I have consistently seen some of the best quality leads come from competitor bidding in the enterprise software space, across several different verticals.

Bidding on your competitors brand terms is not without its pitfalls thought. So you may want to balance up the pros and cons of this strategy for yourself.

3. Single keywords ad groups, or SKAG for short, is the most effective search tactic

Most B2B advertisers that we come across at Clicteq have several keywords per ad group, costing them thousands of pounds a month in inefficiencies.

The problem with having several keywords per ad group is that you have to write more generic ads that are relevant to all of the keywords in the ad group.

Generic ads results in lower CTR = lower Quality Score = higher CPC = higher cost per lead.

Instead you should use single keyword ad groups that allow you to create super specific ad copy for each keyword.

The diagram above (an example for a cybersecurity company) shows you how the single keyword ad group structure works. As there is only one keyword per ad group you know exactly what you’re going to appear for.

You then put the keyword within the headline of your ad copy making the ads appear highly relevant to what people are searching for.

SKAG leads to higher CTR = higher Quality Score = lower CPCs = lower CPA.

4. Driving traffic to the Gartner MQ report positions yourself effectively and generates high quality leads

The Gartner Magic Quadrant reports are well respected and can be a great way to position yourself as a leader in the field in the eyes of purchasing managers. This is particularly true if Gartner ranks you higher than some of your close competitors.

I would recommend creating a whitepaper and pushing all Gartner related traffic to it to capture relevant leads.

Similar to competitor terms, the cost associated with appearing for these terms is high, as the ad space for these keywords is highly sought-after. It’s imperative that you allocate an appropriate amount of budget to this channel.

This also gives you the opportunity to create audiences of people who have visited the report on your site and remarketing to them through RLSA and display, to drive users down the purchasing funnel.

Finally you can use your ranking from the report in all of your ad copy and creative across other campaign to instill trust and differentiate your proposition.

5. Target users through competitor custom intent audiences

When promoting your top-of-funnel content such as whitepapers and webinars, competitor targeting works well with custom intent audiences.

This allows you to target people who are interested in your competitors and who Google deems to be in-market to buy based on their Google search history.

Custom intent audiences mean you can place display ads in front of a target audience who are both relevant and lower along the sales journey.

6. Use position-based attribution to determine the impact of top-of-funnel ads on your bottom of funnel activity

With any enterprise sale with a long sales cycle, the vast majority of your audience are likely to not be ready to purchase right now and will take several “touches” before they are ready to make a purchase.

If you’re running a range of different offers to people at different stages of the sales cycle (display for top of funnel users and then search activity to bottom of funnel users) then you will want to use a position-based model correctly.

Most advertisers still use last-click attribution.

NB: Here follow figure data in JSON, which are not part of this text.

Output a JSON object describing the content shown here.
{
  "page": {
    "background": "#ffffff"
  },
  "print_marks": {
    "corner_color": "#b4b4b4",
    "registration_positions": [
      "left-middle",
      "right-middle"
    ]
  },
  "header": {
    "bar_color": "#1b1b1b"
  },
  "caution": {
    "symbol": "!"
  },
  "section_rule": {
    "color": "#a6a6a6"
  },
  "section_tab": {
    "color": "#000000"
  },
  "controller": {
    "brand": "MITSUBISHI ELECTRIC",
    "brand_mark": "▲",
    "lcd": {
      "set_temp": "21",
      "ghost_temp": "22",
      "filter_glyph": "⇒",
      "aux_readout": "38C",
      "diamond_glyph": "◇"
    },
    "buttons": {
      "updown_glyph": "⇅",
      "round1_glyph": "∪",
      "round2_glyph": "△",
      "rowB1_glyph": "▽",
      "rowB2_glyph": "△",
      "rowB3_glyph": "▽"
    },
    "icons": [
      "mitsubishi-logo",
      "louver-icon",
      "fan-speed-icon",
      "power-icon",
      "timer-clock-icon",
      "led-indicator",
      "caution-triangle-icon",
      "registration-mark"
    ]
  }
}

The problem with that is that it doesn’t give any credit to your top-of-funnel display activity which then appears to be performing poorly. Consequently you may pause it, and suddenly your other campaigns aren’t performing as well as before.

Using position based attribution gives 20% of credit to the first touch, 20% to the last touch, with the rest evenly distributed between the touches in the middle.

Conclusions

You can’t manage what you can’t measure so ensure you link Google ads and your CRM together to get a clear picture of the full sales cycle.

Targeting your competitors’ users works really well so why not try testing bidding on their brand terms and targeting their URLs with custom audiences. But make sure to use position based attribution if you do to measure the impact of your top-of-funnel activity on your bottom-of-funnel activity.

Single keyword ad groups are still working really well in 2019, so if you’ve got multiple keyword ad groups, try testing the SKAG structure.

Finally if you rank well in the Gartner report use it as a lead magnet and use your rank within your ad copy to build trust with searchers.